Shel Silverstein: Storytelling Extraordinaire! And… Relationship Therapist?

The other day, I was perusing the archives of, when I came across a piece posted discussing one of my favorite tales by Shel: “The Missing Piece”. I had remembered reading this as a kid, but man, reading it 12 or so odd years later, I was in for a pleasant surprise.

Some people think children’s books are only for the kiddies, but alas! This is not true. Authors that write these stories, whether it be Marc Brown, Robert Munsch, or even Shel, are actually published teachers.

The best children’s books aren’t written for children: “They are enjoyed by children, but they speak to our deepest longings and fears, and thus enchant humans of all ages. But the spell only works, as legendary children’s book editor Ursula Nordstrom memorably remarked, “if the dull adult isn’t too dull to admit that he doesn’t know the answers to everything.

I absolutely love the simple message behind “The Missing Piece” because it covers a growing misconception in today’s society that I notice all the time among my group of peers — the idea that one needs a partner to feel “complete” and to fill the void inside. For a long time, I believed it to be true as well. As humans surrounded by social norms and the constant noise of interaction that lead us to compensate for our internal pain through distracting ourselves with the company of others, we are extremely vulnerable beings. While few of us actually admit it, we are lonely and always looking for ways to make ourselves feel better.

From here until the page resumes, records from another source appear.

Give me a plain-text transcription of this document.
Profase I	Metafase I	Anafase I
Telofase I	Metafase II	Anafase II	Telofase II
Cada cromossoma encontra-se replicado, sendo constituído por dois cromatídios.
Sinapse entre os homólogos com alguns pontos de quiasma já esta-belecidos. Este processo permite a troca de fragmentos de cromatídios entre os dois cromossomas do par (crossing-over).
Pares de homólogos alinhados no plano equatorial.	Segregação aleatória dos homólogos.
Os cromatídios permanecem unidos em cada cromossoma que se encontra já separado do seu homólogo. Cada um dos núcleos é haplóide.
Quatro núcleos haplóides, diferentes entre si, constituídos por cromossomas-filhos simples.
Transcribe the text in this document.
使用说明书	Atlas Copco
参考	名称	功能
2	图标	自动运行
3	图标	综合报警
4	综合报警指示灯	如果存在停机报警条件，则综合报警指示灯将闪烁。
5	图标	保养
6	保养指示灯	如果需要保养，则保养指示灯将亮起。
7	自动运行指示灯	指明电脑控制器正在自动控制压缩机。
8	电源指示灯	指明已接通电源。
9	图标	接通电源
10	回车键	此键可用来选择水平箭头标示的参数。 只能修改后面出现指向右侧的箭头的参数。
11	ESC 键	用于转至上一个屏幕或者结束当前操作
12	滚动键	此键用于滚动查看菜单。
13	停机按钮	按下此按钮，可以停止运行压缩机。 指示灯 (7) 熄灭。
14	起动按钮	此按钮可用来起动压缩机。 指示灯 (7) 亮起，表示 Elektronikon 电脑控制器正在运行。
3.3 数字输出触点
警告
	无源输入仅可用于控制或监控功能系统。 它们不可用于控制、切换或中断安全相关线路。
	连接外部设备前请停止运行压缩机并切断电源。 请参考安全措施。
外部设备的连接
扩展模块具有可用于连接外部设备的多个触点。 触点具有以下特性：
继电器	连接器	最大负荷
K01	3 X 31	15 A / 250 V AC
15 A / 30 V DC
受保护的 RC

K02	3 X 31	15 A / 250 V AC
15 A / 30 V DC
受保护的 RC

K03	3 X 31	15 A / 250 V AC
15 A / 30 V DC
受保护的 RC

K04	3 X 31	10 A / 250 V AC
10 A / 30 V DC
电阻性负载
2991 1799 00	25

It took me years of mistakes throughout my teenage years and still going into my young adult life to realize how important it is to understand yourself as an individual as you grow. Relationships should contain two that compliment and support each other’s growth process as their own separate whole. Maria Papova, the author of the review, shares a great message from Antoine De Saint-Exupery:

“Love does not consist of gazing at each other, but in looking outward together in the same direction.”